The men and women certainly do not do it for the bachelor or the bachelorette up for grabs. Take this season's groom- Rahul Mahajan. Very ordinary looking, and his only claim to fame being that he is the son of a slain politician and someone who has courted controversy after controversy while his father was alive and after and came close to death once in one such escapade. Throughout the show I saw nothing that revealed exceptional intelligence or character. He was clearly guided by the producers to give canned answers and responses at each juncture and in a "grilling" session where he was supposed to talk of his shady past, he simply glossed over the issues ending with a heart wrenching story about his father's funeral. So it is not the lure of a "catch" that is attracting these women.
The answers are perhaps far simpler than we think. Speaking for myself I watch the show because of its slick production value and because as always we love to watch others get embarrassed ( yes that is the reason we like watching people get knocked about in slapstick comedies). Mean spirited as it may sound, we watch to see who will get eliminated and humiliated and not so much to see who will win. And as for why the participants put themselves through this humiliation- can it be anything other than a hunger for their fifteen minutes of fame? All of them are young, good looking and obviously ambitious. This is their quick ticket to public exposure, which they can later parley into some gains depending on how savvy they are.

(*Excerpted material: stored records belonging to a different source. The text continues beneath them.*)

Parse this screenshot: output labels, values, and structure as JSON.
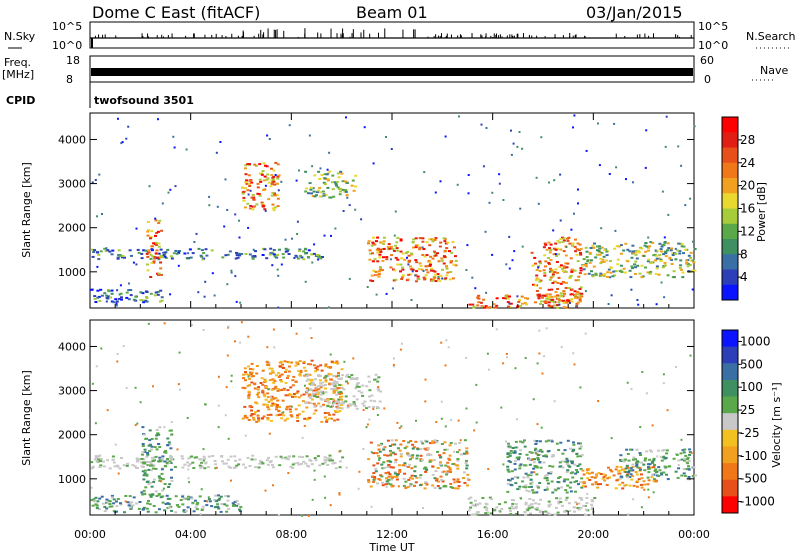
{
  "header": {
    "title": "Dome C East (fitACF)",
    "beam": "Beam 01",
    "date": "03/Jan/2015"
  },
  "top_panels": {
    "nsky_label": "N.Sky",
    "nsky_ticks": [
      "10^5",
      "10^0"
    ],
    "nsearch_label": "N.Search",
    "freq_label": "Freq.",
    "freq_unit": "[MHz]",
    "freq_ticks": [
      "18",
      "8"
    ],
    "nave_label": "Nave",
    "nave_ticks": [
      "60",
      "0"
    ],
    "cpid_label": "CPID",
    "cpid_value": "twofsound 3501"
  },
  "chart_data": [
    {
      "type": "heatmap",
      "name": "power",
      "ylabel": "Slant Range [km]",
      "xlabel": "",
      "x_ticks": [
        "00:00",
        "04:00",
        "08:00",
        "12:00",
        "16:00",
        "20:00",
        "00:00"
      ],
      "y_ticks": [
        1000,
        2000,
        3000,
        4000
      ],
      "ylim": [
        180,
        4600
      ],
      "colorbar": {
        "label": "Power [dB]",
        "ticks": [
          4,
          8,
          12,
          16,
          20,
          24,
          28
        ],
        "range": [
          0,
          32
        ],
        "colors": [
          "#0a14ff",
          "#2d3fb8",
          "#3a6fa6",
          "#3f9060",
          "#5aa84a",
          "#a6cc3a",
          "#e9d830",
          "#f2a020",
          "#f07818",
          "#e8501a",
          "#e01e14",
          "#ff0000"
        ]
      },
      "features": [
        {
          "t0": 0.0,
          "t1": 9.2,
          "r0": 1300,
          "r1": 1550,
          "level": "low"
        },
        {
          "t0": 0.0,
          "t1": 3.0,
          "r0": 300,
          "r1": 620,
          "level": "low"
        },
        {
          "t0": 2.2,
          "t1": 2.8,
          "r0": 900,
          "r1": 2200,
          "level": "high"
        },
        {
          "t0": 6.0,
          "t1": 7.5,
          "r0": 2400,
          "r1": 3500,
          "level": "high"
        },
        {
          "t0": 8.5,
          "t1": 10.5,
          "r0": 2700,
          "r1": 3300,
          "level": "mid"
        },
        {
          "t0": 11.0,
          "t1": 14.5,
          "r0": 800,
          "r1": 1800,
          "level": "high"
        },
        {
          "t0": 15.0,
          "t1": 19.5,
          "r0": 200,
          "r1": 500,
          "level": "high"
        },
        {
          "t0": 17.5,
          "t1": 19.5,
          "r0": 300,
          "r1": 1800,
          "level": "high"
        },
        {
          "t0": 19.5,
          "t1": 24.0,
          "r0": 900,
          "r1": 1700,
          "level": "mid"
        }
      ]
    },
    {
      "type": "heatmap",
      "name": "velocity",
      "ylabel": "Slant Range [km]",
      "xlabel": "Time UT",
      "x_ticks": [
        "00:00",
        "04:00",
        "08:00",
        "12:00",
        "16:00",
        "20:00",
        "00:00"
      ],
      "y_ticks": [
        1000,
        2000,
        3000,
        4000
      ],
      "ylim": [
        180,
        4600
      ],
      "colorbar": {
        "label": "Velocity [m s⁻¹]",
        "ticks": [
          1000,
          500,
          100,
          25,
          -25,
          -100,
          -500,
          -1000
        ],
        "colors": [
          "#0a14ff",
          "#2d3fb8",
          "#3a6fa6",
          "#3f9060",
          "#5aa84a",
          "#c8c8c8",
          "#f2c020",
          "#f2a020",
          "#f07818",
          "#e8501a",
          "#ff0000"
        ]
      },
      "features": [
        {
          "t0": 0.0,
          "t1": 10.0,
          "r0": 1250,
          "r1": 1550,
          "level": "ground"
        },
        {
          "t0": 0.0,
          "t1": 6.0,
          "r0": 250,
          "r1": 650,
          "level": "toward"
        },
        {
          "t0": 2.0,
          "t1": 3.2,
          "r0": 600,
          "r1": 2200,
          "level": "toward"
        },
        {
          "t0": 6.0,
          "t1": 10.0,
          "r0": 2300,
          "r1": 3700,
          "level": "away"
        },
        {
          "t0": 8.5,
          "t1": 11.5,
          "r0": 2600,
          "r1": 3400,
          "level": "ground"
        },
        {
          "t0": 11.0,
          "t1": 15.0,
          "r0": 800,
          "r1": 1900,
          "level": "mixed"
        },
        {
          "t0": 15.0,
          "t1": 20.0,
          "r0": 200,
          "r1": 600,
          "level": "ground"
        },
        {
          "t0": 16.5,
          "t1": 19.5,
          "r0": 700,
          "r1": 1900,
          "level": "toward"
        },
        {
          "t0": 19.5,
          "t1": 22.5,
          "r0": 800,
          "r1": 1300,
          "level": "away"
        },
        {
          "t0": 21.0,
          "t1": 24.0,
          "r0": 1000,
          "r1": 1700,
          "level": "toward"
        }
      ]
    }
  ]
}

So at this intersection of unembarrassed public curiosity and unbridled human ambition the media has found a winning formula for a television show even though it flaunts all emotional logic and in the case of the Indian show even makes a mockery of the various wedding ceremonies by having the rituals performed for multiple brides and grooms at the same time. It certainly helps the production house's case that our Indian weddings so willingly lend themselves to glamour, pomp and show and it has to be said NDTV has done a darned good job of milking it all. So best of luck to them and more mindless TV watching to the likes of me. After all they make the show because we watch it!